AI diagnostic inference approaches physician performance

Advanced inference-based AI systems have shown physician-level performance in selected diagnostic tasks, but researchers warn that real-world safety, bias, and clinical liability remain major barriers to medical deployment.

Study: AI can reason like a doctor – what happens next? Image credit: Thandon88 / Shutterstock.com

Recently published Perspective articles science We investigate whether advanced artificial intelligence (AI) systems are approaching physician-level reasoning and consider the implications and safety of their integration into clinical practice.

Advances in AI and diagnostic reasoning

Large-scale language models (LLMs) are AI algorithms trained on large amounts of data to learn patterns used to generate human-like responses. Inferential models add these capabilities by evaluating possible approaches before generating a response, thereby mimicking structured cognitive processing.

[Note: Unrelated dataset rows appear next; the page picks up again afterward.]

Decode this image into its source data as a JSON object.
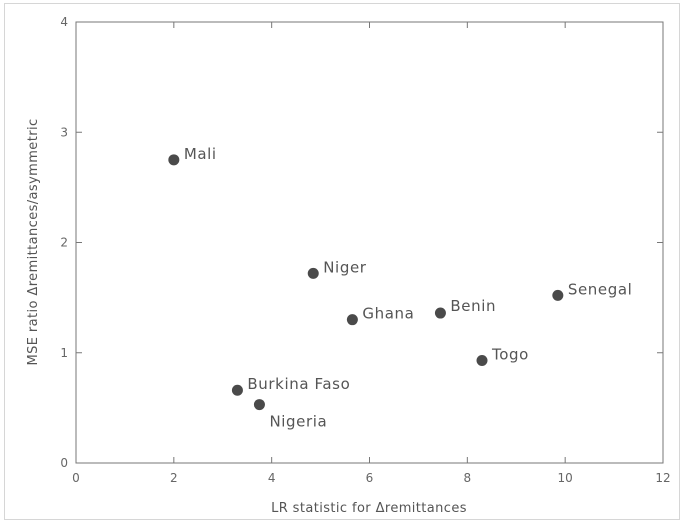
{
  "chart_data": {
    "type": "scatter",
    "title": "",
    "xlabel": "LR statistic for Δremittances",
    "ylabel": "MSE ratio Δremittances/asymmetric",
    "xlim": [
      0,
      12
    ],
    "ylim": [
      0,
      4
    ],
    "xticks": [
      0,
      2,
      4,
      6,
      8,
      10,
      12
    ],
    "yticks": [
      0,
      1,
      2,
      3,
      4
    ],
    "grid": false,
    "colors": {
      "point": "#4a4a4a",
      "axis": "#777777"
    },
    "points": [
      {
        "label": "Mali",
        "x": 2.0,
        "y": 2.75
      },
      {
        "label": "Niger",
        "x": 4.85,
        "y": 1.72
      },
      {
        "label": "Ghana",
        "x": 5.65,
        "y": 1.3
      },
      {
        "label": "Benin",
        "x": 7.45,
        "y": 1.36
      },
      {
        "label": "Senegal",
        "x": 9.85,
        "y": 1.52
      },
      {
        "label": "Togo",
        "x": 8.3,
        "y": 0.93
      },
      {
        "label": "Burkina Faso",
        "x": 3.3,
        "y": 0.66
      },
      {
        "label": "Nigeria",
        "x": 3.75,
        "y": 0.53
      }
    ]
  }
}
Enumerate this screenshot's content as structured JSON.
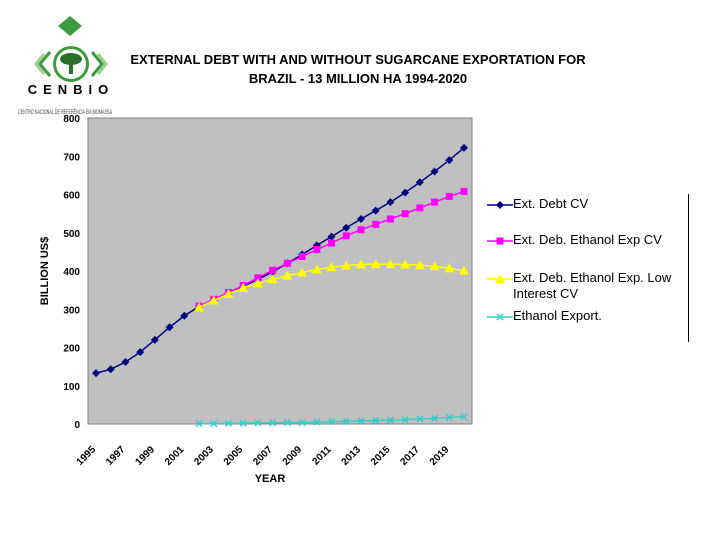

Numerous studies have evaluated the medical applications of LLMs, including their performance on medical licensure examinations and other related assessments. These assessments often go beyond standard tests to include simulated clinical scenarios such as diagnostic case summaries, specialty-specific tests, and problem-solving tasks designed to approximate the clinical decision-making process.

Discussing the findings of Brodeur et al., the authors note that GPT-4 powered by OpenAI achieved accurate or very close diagnostic accuracy in up to 73% of cases, and that their first inference model, o1-preview, outperformed its performance by 88.6% in clinicopathological cases.

Additionally, o1-preview achieved near-accurate diagnostic accuracy in 67% of emergency department (ED) cases during initial triage. This exceeded the accuracy of two expert physicians in certain text-based diagnostic scenarios.

Since the inference model is independently developed, Their reasoning ability, deliberation time, and processing of diverse inputs include Much improved. While o1-preview only accepted text input, recent models can now handle combinations of text, images, audio, and video, allowing them to support more complex clinical assessments.

Read our interview with Dr. Rahul Goyal to learn how AI is changing clinical decision-making in real-world healthcare settings

How AI is being integrated into clinical practice

It is important to emphasize that AI systems are not proposed as a replacement for doctors. Rather, research in this area considers LLM and other advanced models as collaborative tools that provide clinicians with accountability, oversight, and context-specific judgment.

However, the authors also note that some well-defined medical tasks may eventually be performed more efficiently by AI systems operating independently. AI applications in healthcare have the potential to significantly reduce the human and economic costs associated with diagnostic errors, delays, and limited access.

The Medical Holistic Evaluation of Language Models (Med-HELM) defines five healthcare domains for the use of AI, including administrative workflow, clinical record generation, clinical decision support, patient communication, and medical research support. Across these areas, AI is evolving to enable analysis of patient records, monitoring of clinical practice, and interaction with predictive models, thereby minimizing delays, reducing diagnostic errors, and improving access to care.

Nevertheless, it remains unclear whether advanced AI models will work more effectively for specific tasks or independently across healthcare. As clinicians increasingly incorporate AI tools into their practices, some already without institutional supervision, randomized trials are urgently needed to establish how these models improve real-world applications.

Mandatory clinical certification of AI models is also proposed to expand the role of AI in healthcare while ensuring transparency and accountability. The proposed path would lead to the gradual evolution of AI systems from medical knowledge assistants to supervised clinical practice and potentially broader autonomous responsibilities. Implementing a robust monitoring framework can complement these efforts to further support the safety, efficiency, and cost of AI clinical decision support systems.

Despite these efforts, AI has had limited success in the real world due to poor benchmark performance and unclear clinical benefits. Although new multimodal systems can now integrate images, audio, and video, many medical AI assessments still focus on text-only tasks, limiting their ability to fully understand complex clinical decision-making.

The authors also highlight concerns surrounding the rapid deployment of consumer-facing medical AI systems. In one example, an independent evaluation found that publicly available health-focused AI tools did not adequately prioritize more than half of the emergency cases presented to them.

Beyond diagnostic accuracy, this perspective highlights the need for clinical AI systems to demonstrate real-world effectiveness, fairness, safety, transparency, and accountability before they can be widely adopted. The authors also point out that previous medical algorithms have racial bias, and biased AI systems can negatively impact clinician decision-making.